To celebrate the National Park Service centennial year, Sean and I had decided to calibrate our park journey so that by the end of the year, we’d have been to the same parks. Next up on the list was a weekend in Shenandoah National Park in the Blue Ridge Mountains of Virginia. I had briefly visited the Park in the summer of 2001 on a road trip, but now it was time for a proper visit.

The long, narrow 200,000-acre Park, which had been established in 1935, traces the crest of the Blue Ridge, offering Appalachian peaks as high as 4,000 feet and rolling easterly vistas of the Virginia Piedmont and westerly views of the picturesque Shenandoah Valley.

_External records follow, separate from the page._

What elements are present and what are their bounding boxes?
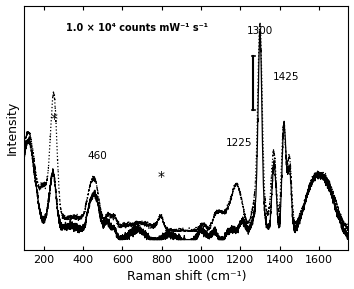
Text: *: * — [51, 112, 57, 126]
X-axis label: Raman shift (cm⁻¹): Raman shift (cm⁻¹) — [126, 271, 246, 284]
Text: 1425: 1425 — [273, 72, 300, 82]
Text: 1225: 1225 — [226, 138, 253, 148]
Text: 1.0 × 10⁴ counts mW⁻¹ s⁻¹: 1.0 × 10⁴ counts mW⁻¹ s⁻¹ — [66, 23, 208, 33]
Text: 1300: 1300 — [247, 26, 273, 36]
Y-axis label: Intensity: Intensity — [6, 101, 18, 155]
Text: *: * — [157, 170, 164, 184]
Text: 460: 460 — [87, 151, 107, 161]
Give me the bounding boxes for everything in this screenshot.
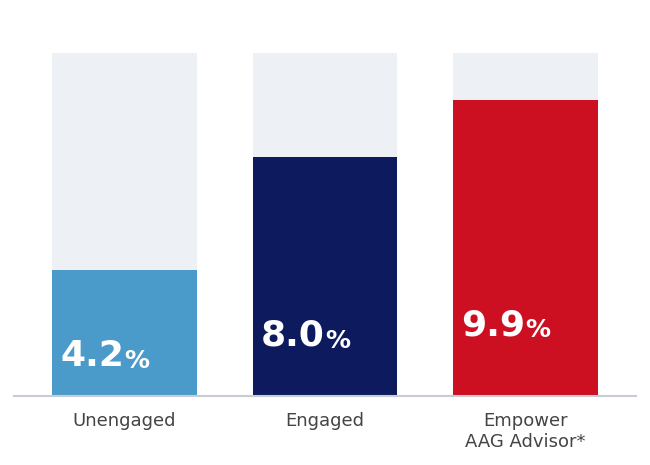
Text: 4.2: 4.2: [60, 339, 124, 373]
Bar: [52, 53, 196, 396]
Bar: [253, 157, 397, 396]
Bar: [52, 270, 196, 396]
Bar: [454, 100, 598, 396]
Text: %: %: [526, 319, 551, 343]
Bar: [454, 53, 598, 396]
Text: 9.9: 9.9: [462, 308, 526, 343]
Text: %: %: [325, 329, 350, 352]
Text: 8.0: 8.0: [261, 319, 325, 352]
Bar: [253, 53, 397, 396]
Text: %: %: [124, 349, 150, 373]
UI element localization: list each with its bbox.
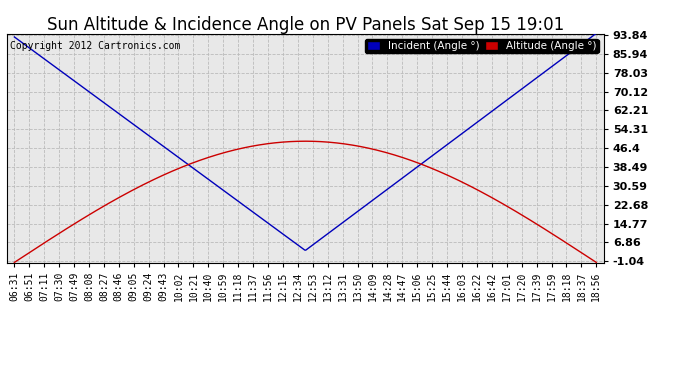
Legend: Incident (Angle °), Altitude (Angle °): Incident (Angle °), Altitude (Angle °) <box>366 39 598 53</box>
Text: Copyright 2012 Cartronics.com: Copyright 2012 Cartronics.com <box>10 40 180 51</box>
Title: Sun Altitude & Incidence Angle on PV Panels Sat Sep 15 19:01: Sun Altitude & Incidence Angle on PV Pan… <box>47 16 564 34</box>
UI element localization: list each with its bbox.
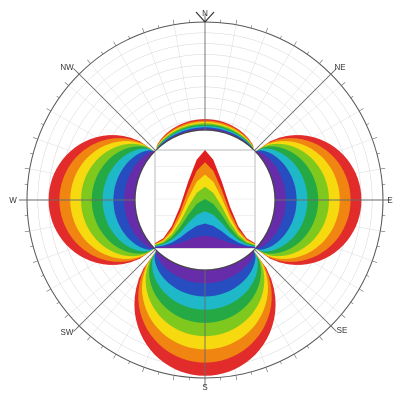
outer-tick [341,82,346,86]
outer-tick [40,123,44,126]
outer-tick [380,230,386,233]
outer-tick [46,108,51,112]
outer-tick [172,375,175,381]
grid-ray [249,63,320,147]
label-e: E [387,196,392,205]
grid-ray [228,32,267,135]
outer-tick [40,274,44,277]
outer-tick [366,123,370,126]
outer-tick [24,230,30,233]
outer-tick [250,371,253,375]
label-ne: NE [334,63,345,72]
label-sw: SW [61,328,74,337]
outer-tick [376,152,380,155]
outer-tick [372,260,378,263]
north-arrow-icon [195,11,215,23]
outer-tick [250,25,253,29]
outer-tick [157,25,160,29]
grid-ray [115,45,171,140]
outer-tick [142,27,145,33]
grid-ray [143,32,182,135]
outer-tick [359,108,364,112]
outer-tick [319,336,323,341]
spoke-225 [73,249,156,332]
compass-labels: N NE E SE S SW W NW [9,9,392,392]
grid-ray [216,24,237,132]
outer-tick [142,367,145,373]
outer-tick [319,59,323,64]
outer-tick [366,274,370,277]
label-n: N [202,9,208,18]
outer-tick [372,137,378,140]
outer-tick [30,245,34,248]
grid-ray [173,24,194,132]
outer-tick [293,41,297,46]
spoke-315 [73,68,156,151]
outer-tick [56,95,60,99]
label-se: SE [337,326,348,335]
outer-tick [235,19,238,25]
outer-tick [235,375,238,381]
outer-tick [30,152,34,155]
outer-tick [113,41,117,46]
compass-spokes [19,11,391,386]
outer-tick [32,137,38,140]
inner-area-band-7 [155,223,255,248]
outer-tick [157,371,160,375]
outer-tick [87,59,91,64]
outer-tick [376,245,380,248]
outer-tick [306,345,310,349]
outer-tick [279,35,282,39]
outer-tick [100,345,104,349]
inner-area-band-8 [155,235,255,248]
outer-tick [380,167,386,170]
outer-tick [128,35,131,39]
inner-area-chart [134,129,276,271]
outer-tick [87,336,91,341]
outer-tick [100,51,104,55]
outer-tick [265,27,268,33]
outer-tick [172,19,175,25]
outer-tick [32,260,38,263]
outer-tick [24,167,30,170]
spoke-135 [254,249,337,332]
grid-ray [90,63,161,147]
outer-tick [64,314,69,318]
outer-tick [359,288,364,292]
outer-tick [350,301,354,305]
outer-tick [293,354,297,359]
grid-ray [239,45,295,140]
outer-tick [46,288,51,292]
outer-tick [265,367,268,373]
spoke-45 [254,68,337,151]
outer-tick [341,314,346,318]
label-s: S [202,383,207,392]
outer-tick [279,361,282,365]
outer-tick [56,301,60,305]
outer-tick [113,354,117,359]
outer-tick [306,51,310,55]
label-w: W [9,196,17,205]
outer-tick [128,361,131,365]
label-nw: NW [60,63,74,72]
outer-tick [350,95,354,99]
outer-tick [64,82,69,86]
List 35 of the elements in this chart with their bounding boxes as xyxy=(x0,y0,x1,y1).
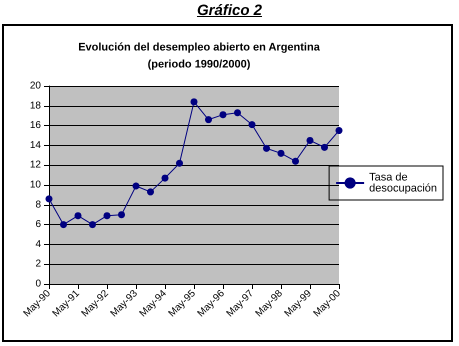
point xyxy=(60,221,67,228)
y-tick-label: 18 xyxy=(30,100,42,112)
y-tick-label: 2 xyxy=(35,258,42,270)
point xyxy=(118,211,125,218)
point xyxy=(248,121,256,128)
y-tick-label: 20 xyxy=(30,80,42,92)
point xyxy=(336,127,342,134)
point xyxy=(176,160,183,167)
y-tick-label: 4 xyxy=(35,238,42,250)
y-tick-label: 0 xyxy=(35,278,42,290)
point xyxy=(306,136,314,144)
y-tick-label: 12 xyxy=(30,160,42,171)
point xyxy=(278,150,284,157)
point xyxy=(205,116,212,124)
point xyxy=(147,188,154,196)
y-tick-label: 16 xyxy=(30,120,42,132)
chart-title: Gráfico 2 xyxy=(196,2,264,19)
y-tick-label: 14 xyxy=(30,140,42,151)
y-tick-label: 6 xyxy=(35,219,42,230)
point xyxy=(162,174,168,182)
y-tick-label: 8 xyxy=(35,199,42,210)
point xyxy=(46,195,52,202)
point xyxy=(132,182,140,190)
point xyxy=(292,158,299,165)
point xyxy=(321,144,328,151)
point xyxy=(220,111,226,118)
point xyxy=(89,221,96,228)
chart-subtitle: Evolución del desempleo abierto en Argentina (periodo 1990/2000) xyxy=(78,42,321,70)
point xyxy=(190,98,198,106)
point xyxy=(263,144,270,152)
point xyxy=(74,212,82,220)
point xyxy=(104,212,110,220)
legend-label: Tasa de desocupación xyxy=(369,172,438,194)
point xyxy=(234,109,241,116)
y-tick-label: 10 xyxy=(30,180,42,190)
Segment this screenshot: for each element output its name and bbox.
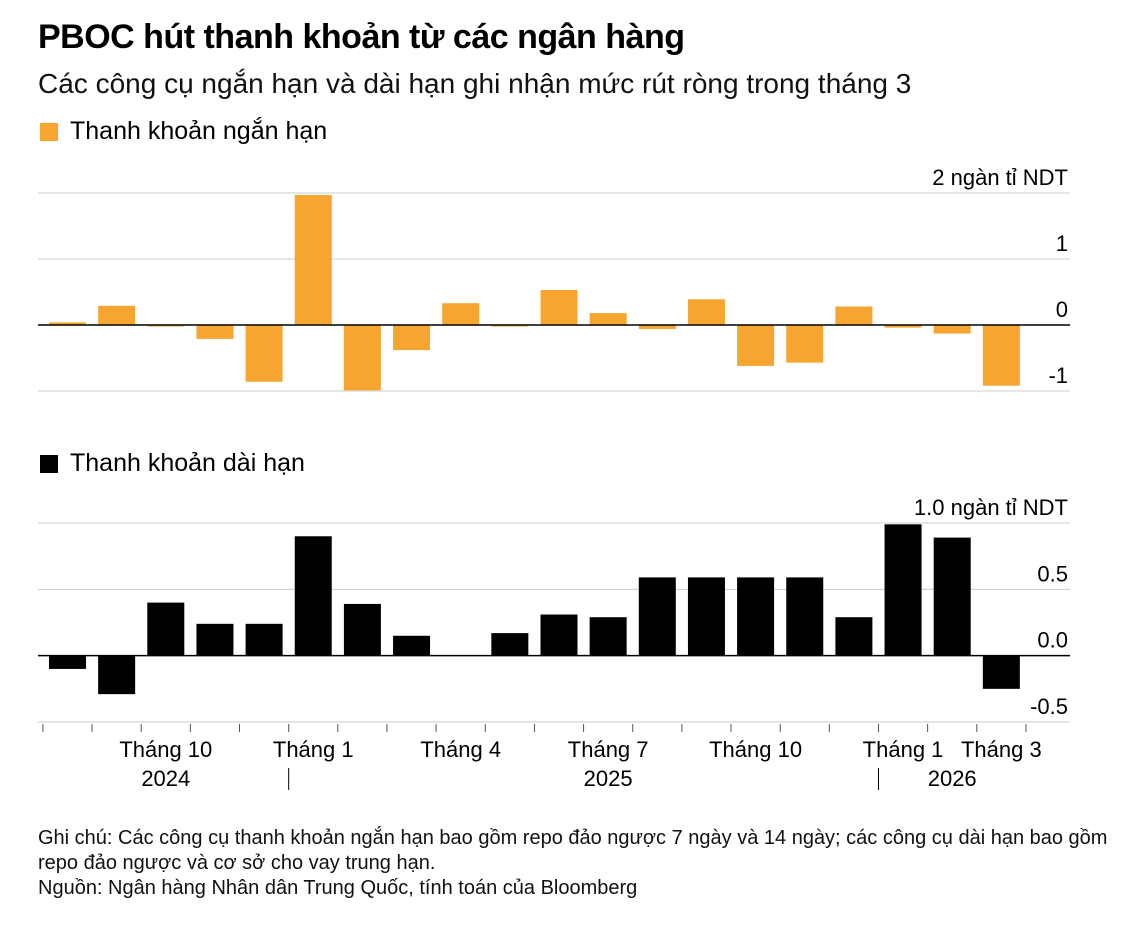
legend-long-swatch (40, 454, 58, 473)
long-bar (540, 614, 578, 656)
long-ytick-label: 0.0 (1037, 628, 1068, 653)
short-bar (687, 299, 725, 325)
short-bar (835, 306, 873, 325)
long-bar (884, 524, 922, 656)
x-month-label: Tháng 3 (961, 737, 1042, 762)
long-bar (737, 577, 775, 656)
short-bar (638, 325, 676, 329)
short-ytick-label: 0 (1056, 297, 1068, 322)
x-year-label: 2024 (141, 766, 190, 791)
short-bar (196, 325, 234, 339)
x-year-label: 2025 (584, 766, 633, 791)
long-ytick-label: 1.0 ngàn tỉ NDT (914, 495, 1068, 520)
chart-title: PBOC hút thanh khoản từ các ngân hàng (38, 18, 685, 56)
legend-short-label: Thanh khoản ngắn hạn (70, 117, 328, 145)
long-bar (982, 655, 1020, 689)
short-bar (393, 325, 431, 351)
legend-long-label: Thanh khoản dài hạn (70, 449, 305, 477)
x-month-label: Tháng 4 (420, 737, 501, 762)
short-bar (786, 325, 824, 363)
short-ytick-label: -1 (1048, 363, 1068, 388)
short-bar (884, 325, 922, 328)
chart-notes: Ghi chú: Các công cụ thanh khoản ngắn hạ… (38, 826, 1118, 901)
long-bar (49, 655, 86, 669)
short-ytick-label: 2 ngàn tỉ NDT (932, 165, 1068, 190)
source-text: Nguồn: Ngân hàng Nhân dân Trung Quốc, tí… (38, 877, 638, 899)
short-bar (49, 322, 86, 325)
long-bar (245, 623, 283, 656)
short-ytick-label: 1 (1056, 231, 1068, 256)
chart-subtitle: Các công cụ ngắn hạn và dài hạn ghi nhận… (38, 68, 912, 99)
long-bar (933, 537, 971, 656)
long-bar (835, 617, 873, 656)
long-bar (294, 536, 332, 656)
short-bar (982, 325, 1020, 386)
short-bar (589, 313, 627, 325)
short-bar (933, 325, 971, 334)
short-bar (442, 303, 480, 325)
x-month-label: Tháng 10 (709, 737, 802, 762)
long-bar (393, 635, 431, 656)
x-month-label: Tháng 10 (119, 737, 212, 762)
long-bar (687, 577, 725, 656)
short-bar (294, 194, 332, 325)
x-month-label: Tháng 1 (863, 737, 944, 762)
x-month-label: Tháng 1 (273, 737, 354, 762)
legend-short-term: Thanh khoản ngắn hạn (40, 117, 327, 146)
long-bar (638, 577, 676, 656)
long-bar (343, 603, 381, 656)
legend-long-term: Thanh khoản dài hạn (40, 449, 305, 478)
short-bar (98, 305, 136, 325)
long-ytick-label: 0.5 (1037, 561, 1068, 586)
long-bar (491, 633, 529, 656)
long-bar (98, 655, 136, 695)
legend-short-swatch (40, 122, 58, 141)
note-text: Ghi chú: Các công cụ thanh khoản ngắn hạ… (38, 827, 1108, 874)
short-bar (245, 325, 283, 382)
short-bar (540, 290, 578, 325)
long-ytick-label: -0.5 (1030, 694, 1068, 719)
short-bar (343, 325, 381, 391)
long-bar (196, 623, 234, 656)
long-bar (147, 602, 185, 656)
long-bar (786, 577, 824, 656)
short-bar (737, 325, 775, 366)
x-year-label: 2026 (928, 766, 977, 791)
x-month-label: Tháng 7 (568, 737, 649, 762)
long-bar (589, 617, 627, 656)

Bethany, who works at the Methodology Center at Penn State and lives (most of the time) in State College, Pennsylvania, joined us for the trip. She drove down on Friday, July 29. Our flight to Charlottesville landed around 2:30, and we planned to meet her in the Park.

Our plan for the brief trip was to camp for two nights at Big Meadows Campground and enjoy a short hike on Friday evening, a longer hike or two on Saturday, and then another short hike on Sunday morning before Bethany began her drive north and we had to head back to the airport. In all it would be just a taste of Shenandoah, but certainly more than the hour and a half I’d spent there fifteen years earlier.